Embora com uma área considerável, parece meio escondida, na paróquia da Maceira, a quinta onde está a germinar há cerca de uma década a associação “Nascentes de Luz”. A semente foi o “sonho” da irmã Margarida Monteiro, que sofreu na pele o duro processo do “parto”, mas hoje floresce em boas obras e nos sorrisos que dá e recebe.
Bem-vindos
A fachada é de uma casa típica de meados do século passado, na Costa de Baixo, paróquia da Maceira, com restauro recente e assinalada com um símbolo de uma chama viva e o nome “Nascentes de Luz – Associação de apoio à família”. À entrada, dois sorrisos nos acolhem, junto a uma placa de madeira com a expressão “bem-vindos”. O acolhimento, dizem-nos os sorrisos das irmãs Margarida Monteiro e Eduarda Barbosa, “é dedicado a todos os que queiram entrar”. Entramos.
De repente, somos transportados ao típico pátio rural, de terra batida, com diversos anexos em paredes de pedra, frentes abertas, eiras, canteiros e plantas rasteiras a conviver com árvores de grande porte. Mas há também um ambiente de “espaço público”, logo no grande salão da “cozinha do forno”, transformado num misto de churrasqueira e sala de refeições apta a receber grandes grupos, e noutros pequenos cómodos cujas funções e antiga função nos são indicadas por placas de madeira como a da entrada.
Avançando, outro grande salão, onde outrora foi um palheirão e que agora, completamente renovado, é um amplo espaço onde cabe uma centena de pessoas em reuniões, assembleias ou encontros diversos.
A irmã Margarida mostra-nos, então, a casa de habitação que recebeu em herança de seus pais e avós, o primeiro espaço a ser restaurado e onde reside desde 2007. Foi aí que tudo começou e, além da zona de residência que ocupa – com a irmã Eduarda desde 2014 –, há um cantinho para a oração, salas para reuniões, escritório, quartos para visitas e o vasto sótão onde se guardavam as batatas faz as delícias dos mais novos e serve para dar guarida a escuteiros e outros grupos em viagem. “Já vivemos aqui momentos muito ricos de formação, oração e convívio, e acolhemos pessoas que não tinham onde ficar, pelos mais variados motivos”, explicam as irmãs.

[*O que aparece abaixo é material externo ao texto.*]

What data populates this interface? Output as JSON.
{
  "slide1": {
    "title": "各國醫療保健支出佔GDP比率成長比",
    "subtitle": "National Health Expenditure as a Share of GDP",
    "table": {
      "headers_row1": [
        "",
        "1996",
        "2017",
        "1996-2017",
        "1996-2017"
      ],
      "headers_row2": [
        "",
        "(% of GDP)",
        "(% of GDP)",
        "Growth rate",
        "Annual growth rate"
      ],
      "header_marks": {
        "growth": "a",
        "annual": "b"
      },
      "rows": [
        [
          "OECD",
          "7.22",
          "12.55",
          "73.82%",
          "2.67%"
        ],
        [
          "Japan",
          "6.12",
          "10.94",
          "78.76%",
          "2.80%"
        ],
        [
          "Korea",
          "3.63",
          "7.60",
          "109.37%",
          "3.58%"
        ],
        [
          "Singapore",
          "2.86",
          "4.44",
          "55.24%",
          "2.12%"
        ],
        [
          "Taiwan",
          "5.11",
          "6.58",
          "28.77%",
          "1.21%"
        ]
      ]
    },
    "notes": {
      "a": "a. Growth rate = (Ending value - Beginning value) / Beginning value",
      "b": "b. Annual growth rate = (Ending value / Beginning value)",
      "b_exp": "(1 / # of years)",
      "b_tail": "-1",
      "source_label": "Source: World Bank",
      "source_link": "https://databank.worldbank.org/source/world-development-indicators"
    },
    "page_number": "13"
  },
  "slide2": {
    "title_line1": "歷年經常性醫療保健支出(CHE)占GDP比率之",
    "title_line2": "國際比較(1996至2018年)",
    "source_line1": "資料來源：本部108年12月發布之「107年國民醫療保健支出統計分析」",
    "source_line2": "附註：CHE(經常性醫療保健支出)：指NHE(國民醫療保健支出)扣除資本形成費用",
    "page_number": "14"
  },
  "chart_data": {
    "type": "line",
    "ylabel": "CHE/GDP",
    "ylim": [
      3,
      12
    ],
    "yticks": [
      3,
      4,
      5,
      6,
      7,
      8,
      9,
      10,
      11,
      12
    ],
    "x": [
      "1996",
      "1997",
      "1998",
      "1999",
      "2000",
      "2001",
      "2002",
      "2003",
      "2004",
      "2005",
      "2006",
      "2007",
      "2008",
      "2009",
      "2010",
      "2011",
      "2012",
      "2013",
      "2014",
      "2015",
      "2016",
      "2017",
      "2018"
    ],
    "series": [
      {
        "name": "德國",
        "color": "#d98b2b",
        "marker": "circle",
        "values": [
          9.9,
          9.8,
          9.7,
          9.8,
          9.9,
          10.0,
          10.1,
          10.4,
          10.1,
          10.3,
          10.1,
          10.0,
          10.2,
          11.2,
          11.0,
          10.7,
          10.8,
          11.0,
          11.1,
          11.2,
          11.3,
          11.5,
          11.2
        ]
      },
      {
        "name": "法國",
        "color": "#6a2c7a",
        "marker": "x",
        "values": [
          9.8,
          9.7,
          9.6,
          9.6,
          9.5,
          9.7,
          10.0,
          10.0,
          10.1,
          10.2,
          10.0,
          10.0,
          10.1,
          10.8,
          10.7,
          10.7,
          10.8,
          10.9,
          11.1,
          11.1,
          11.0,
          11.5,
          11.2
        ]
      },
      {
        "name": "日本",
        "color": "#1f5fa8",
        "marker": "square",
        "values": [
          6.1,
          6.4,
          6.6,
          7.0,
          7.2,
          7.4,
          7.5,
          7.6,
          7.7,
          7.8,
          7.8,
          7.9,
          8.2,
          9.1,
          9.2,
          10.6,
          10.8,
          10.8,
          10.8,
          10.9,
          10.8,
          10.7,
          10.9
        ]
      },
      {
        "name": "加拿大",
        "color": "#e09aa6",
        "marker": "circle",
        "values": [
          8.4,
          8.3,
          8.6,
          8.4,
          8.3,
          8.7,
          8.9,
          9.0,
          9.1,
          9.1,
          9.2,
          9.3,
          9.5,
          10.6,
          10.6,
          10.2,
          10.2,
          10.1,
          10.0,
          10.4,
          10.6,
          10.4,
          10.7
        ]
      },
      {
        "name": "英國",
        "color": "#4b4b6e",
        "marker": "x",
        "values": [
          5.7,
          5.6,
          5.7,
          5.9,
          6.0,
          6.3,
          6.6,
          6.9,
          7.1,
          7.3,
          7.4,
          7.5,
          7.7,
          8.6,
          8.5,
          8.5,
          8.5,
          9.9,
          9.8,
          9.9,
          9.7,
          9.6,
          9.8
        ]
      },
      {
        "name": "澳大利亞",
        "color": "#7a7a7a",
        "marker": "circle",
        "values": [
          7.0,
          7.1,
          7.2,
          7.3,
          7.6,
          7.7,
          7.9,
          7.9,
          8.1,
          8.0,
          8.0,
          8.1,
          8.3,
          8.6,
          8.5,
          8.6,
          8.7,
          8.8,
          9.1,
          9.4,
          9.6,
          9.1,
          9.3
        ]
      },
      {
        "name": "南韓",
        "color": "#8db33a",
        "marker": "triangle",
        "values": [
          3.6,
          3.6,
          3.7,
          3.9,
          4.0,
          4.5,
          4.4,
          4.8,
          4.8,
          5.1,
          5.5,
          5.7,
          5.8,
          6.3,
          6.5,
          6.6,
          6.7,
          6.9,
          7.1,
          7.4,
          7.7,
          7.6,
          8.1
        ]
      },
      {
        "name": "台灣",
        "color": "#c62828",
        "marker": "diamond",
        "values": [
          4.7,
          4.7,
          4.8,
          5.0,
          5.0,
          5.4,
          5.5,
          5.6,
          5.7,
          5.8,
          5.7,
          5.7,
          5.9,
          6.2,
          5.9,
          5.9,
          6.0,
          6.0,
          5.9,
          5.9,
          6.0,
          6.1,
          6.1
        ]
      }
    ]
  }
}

À volta da casa, além dos salões restaurados, há diversos outros compartimentos à espera de obras. “Vamos fazendo aos poucos, conforme as ajudas que recebemos e o crescimento natural da associação”. Mostram-nos a antiga “mercearia do avô”, ainda com todos os sinais do abandono do tempo.
Pegada, a “casa da avó” já foi melhorada e serve para acolher o depósito de roupa e outros bens oferecidos para distribuir pelos mais necessitados, serviço “dar e receber” organizado por uma equipa de voluntários. No futuro, será este o “espaço histórico”, onde se reconstituirá o cenário típico da antiga casa da aldeia, com o mobiliário guardado para o efeito.
De novo na rua, debaixo do carvalho maior, um outro cantinho histórico é um dos espaços privilegiados para a brincadeira das crianças, com um grande tonel a servir de casinha, a imitação de um poço com a respetiva picota e a prensa do velho lagar.
Ali ao lado, no “curral das vacas do avô”, uma lona anuncia “vamos transformar este espaço numa linda sala de recolhimento e oração”. A irmã Margarida explica que não quer que seja uma capela, mas “um espaço onde todos se sintam bem para rezar, refletir, entrar em contacto com o Divino”, independentemente até da sua religião. Ainda não sabe bem como será, mas acredita que “um dia destes ganhará forma”. Para tal, contam com a ajuda do arquiteto leiriense José Fava, que apadrinhou esta associação desde o início e ofereceu o projeto de restauração integral da quinta. Entretanto, também o arquiteto Jorge Francisco, da Maceira, se encantou pelo projeto e está a colaborar para a programação dos espaços da quinta.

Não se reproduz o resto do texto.